Depressingly enough, that’s just before the food actually gets cooked. There’s another multitude of things that can go wrong here too! Dropping, burning, incorrectly cut … And that’s before the food goes out to the table, because once it gets there, it can always be sent back – asked for no sauce, food is drowning in sauce, asked for medium rare, it’s well done. Asked for steak, got salmon instead. It’s an absolute minefield!
This is why a successful restaurant needs to be run with military precision. There is no room for mistakes of any kind to eat into already precarious profit margins. Kitchens need to be managed with an iron fist (move over Gordon), with chefs possessing commercial skills as well as impressive knife skills. Food costs need to be calculated with absolute accuracy before any particular dish appears on a menu – and that means EVERY ingredient weighed, factored in and exactly portioned every time. 30 grams of butter, 5 grams of chopped continental parsley – it’s all part of it, and every little bit adds up.

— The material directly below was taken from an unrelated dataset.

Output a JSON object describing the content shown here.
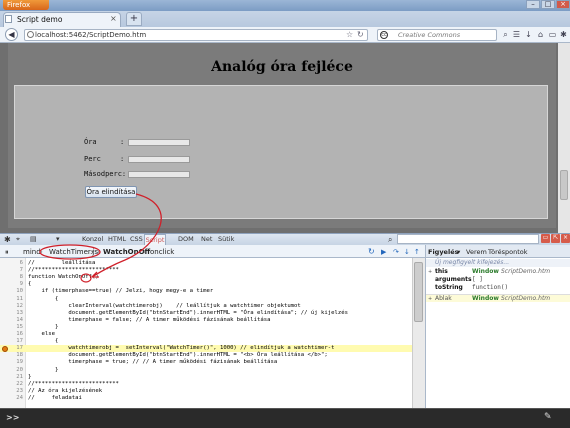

So it’s no wonder that many start-up restaurants fail, and often they fail amazingly quickly, too. Amidst the cutthroat competitiveness inherent in major cities, it almost appears that restaurants barely open their doors (clothed in lavish opening parties and media fanfare) – momentarily basking in the sunshine, before the grim reality of day to day trade sets in and the shutters are pulled across one final time.
Extravagant fitouts replete with Italian furniture and custom-designed lighting, celebrity executive chefs romanced and brown-nosed to stamp their crowd-pleasing names on a venture, seemingly vanish overnight over a pile of unpaid invoices and livid suppliers.
To begin any type of restaurant venture requires a major leap of faith, but the grander the dream, the further the plunge to the bottom is – creating an impact of enormity in failure. Even operators with many years of experience under their belt and a string of successes on their resumé can fail spectacularly. The difference between these and the first-timers is that they are more likely to get back on their horse and try again.
With this kind of capacity for lack of success, it seems quite clear that anyone who boldly immerses themselves in this industry has got rocks in their head (and in other places too!) Well I’m the first to admit it – restaurant owners have more than a touch of nuttiness about them. After all, placing your resources in a basket gives you less than a 20% chance of success, while placing you in a position of intense public scrutiny … Hmm, maybe it’s worth hitting the pokies after all.